About this item

J.D. Salinger published his first story in The New Yorker at age twenty-nine. Three years later came The Catcher in The Rye, a novel that has sold more than sixty-five million copies and achieved mythic status since its publication in 1951. Subsequent books introduced a new type in contemporary literature: the introspective, hyperarticulate Glass family, whose stage is the Upper East Side. Yet we still know little about Salinger's personal life and less about his character. This was by design. In 1953, determined to escape media attention, Salinger fled to New Hampshire, where he would live until his death in 2010. Even there, privacy proved elusive: a Time cover story; a memoir by Joyce Maynard (who dropped out of Yale as a freshman to move in with him); and a legal battle over an unauthorized biography, which darkened his last decades.



About the Author

Thomas Beller

Thomas Beller's most recent book, "J.D. Salinger: The Escape Artist," won the New York City Book Award for Biographer/Memoir. Writing in the New York Times Book Review, Cathleen Schine called the book "sensitive and irresistible," "lyrical and precise," and concluded, "'J. D. Salinger' is the story of the resonance of its subject, but it is also the story of a generous, humorous, sensitive writer, which is to say, Thomas Beller. Not much escapes him."

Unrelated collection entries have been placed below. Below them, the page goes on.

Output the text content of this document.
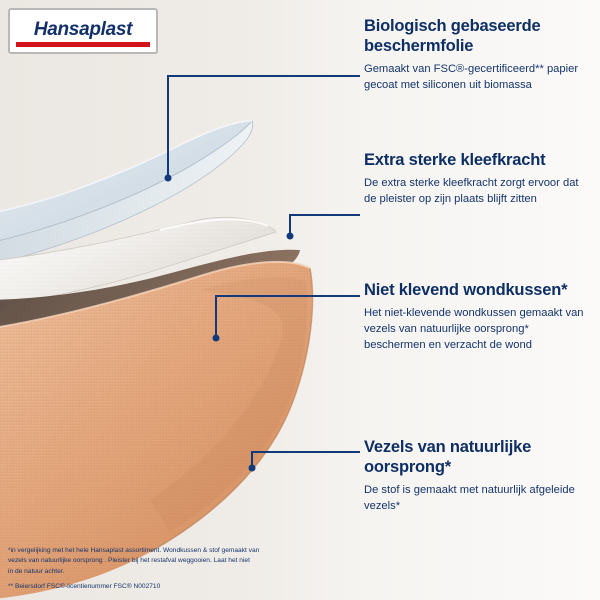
Hansaplast	Biologisch gebaseerde beschermfolie

Gemaakt van FSC®-gecertificeerd** papier gecoat met siliconen uit biomassa

Extra sterke kleefkracht

De extra sterke kleefkracht zorgt ervoor dat de pleister op zijn plaats blijft zitten

Niet klevend wondkussen*

Het niet-klevende wondkussen gemaakt van vezels van natuurlijke oorsprong* beschermen en verzacht de wond

Vezels van natuurlijke oorsprong*

De stof is gemaakt met natuurlijk afgeleide vezels*

*in vergelijking met het hele Hansaplast assortiment. Wondkussen & stof gemaakt van

vezels van natuurlijke oorsprong . Pleister bij het restafval weggooien. Laat het niet

in de natuur achter.

** Beiersdorf FSC®-licentienummer FSC® N002710
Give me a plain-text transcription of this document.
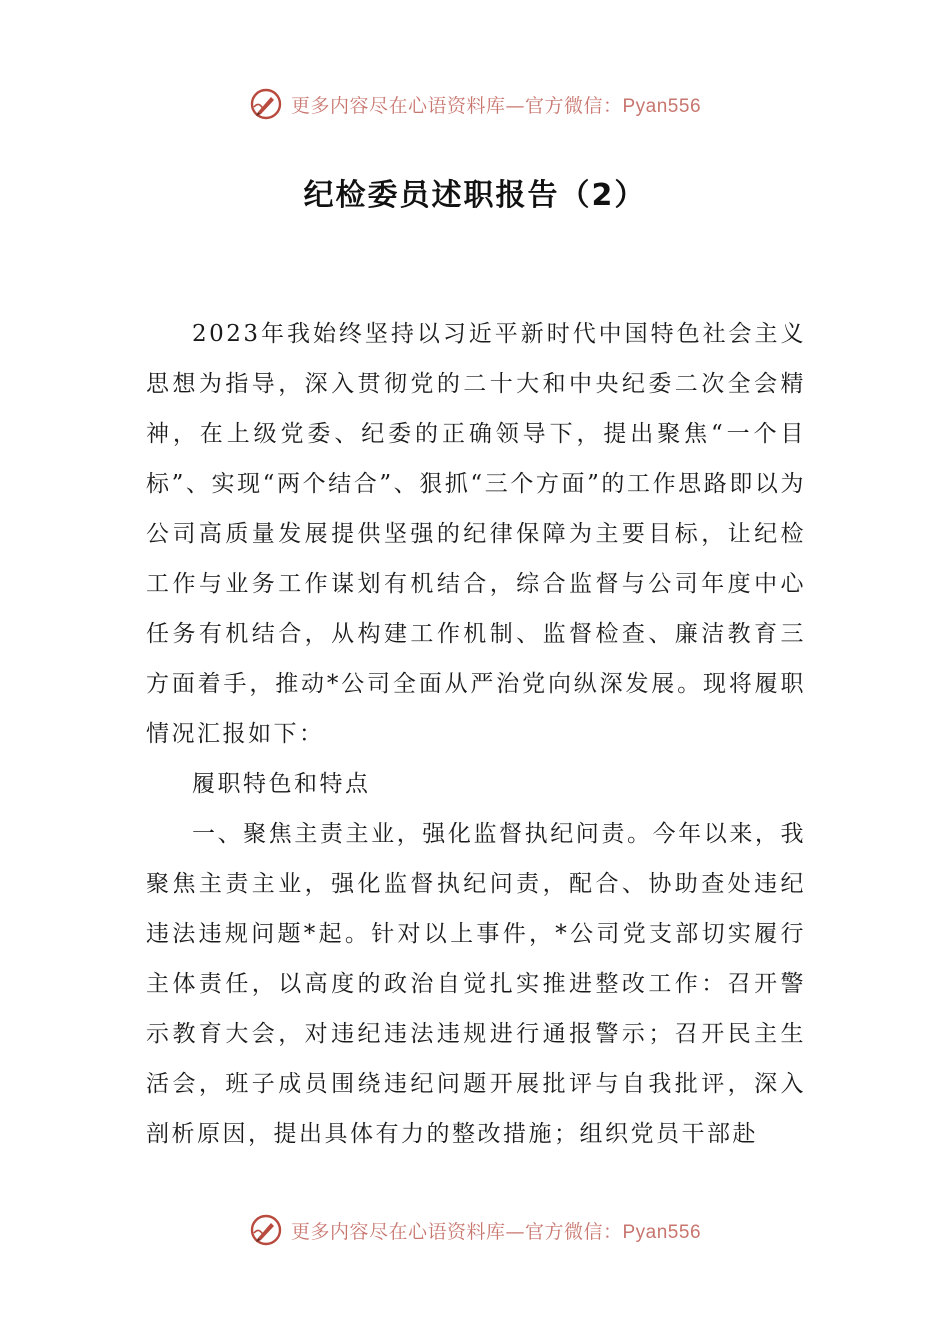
更多内容尽在心语资料库—官方微信：Pyan556
纪检委员述职报告（2）

2023年我始终坚持以习近平新时代中国特色社会主义思想为指导，深入贯彻党的二十大和中央纪委二次全会精神，在上级党委、纪委的正确领导下，提出聚焦“一个目标”、实现“两个结合”、狠抓“三个方面”的工作思路即以为公司高质量发展提供坚强的纪律保障为主要目标，让纪检工作与业务工作谋划有机结合，综合监督与公司年度中心任务有机结合，从构建工作机制、监督检查、廉洁教育三方面着手，推动*公司全面从严治党向纵深发展。现将履职情况汇报如下：

履职特色和特点

一、聚焦主责主业，强化监督执纪问责。今年以来，我聚焦主责主业，强化监督执纪问责，配合、协助查处违纪违法违规问题*起。针对以上事件，*公司党支部切实履行主体责任，以高度的政治自觉扎实推进整改工作：召开警示教育大会，对违纪违法违规进行通报警示；召开民主生活会，班子成员围绕违纪问题开展批评与自我批评，深入剖析原因，提出具体有力的整改措施；组织党员干部赴

更多内容尽在心语资料库—官方微信：Pyan556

Beller's previous books are a collection of stories, "Seduction Theory," "The Sleep-Over Artist," a novel; and "How to Be a Man: Scenes from a Protracted Boyhood," a collection of personal essays, many of which appeared in the New Yorker and The New York Times, publications to which he contributes regularly.

In addition to his writing, Beller has edited several anthologies, including two drawn from his website, Mr. Beller's Neighborhood. Through the literary journal he co-founded and edited from 1990 until its close in 2010, Open City Magazine and Books, he published a diverse array of authors, from Said Sayrafiezedeh and Meghan Daum to Sam Lipsyte and Edward St. Aubyn, among many others. He teaches creative writing at Tulane University and lives in New Orleans with his wife and two children.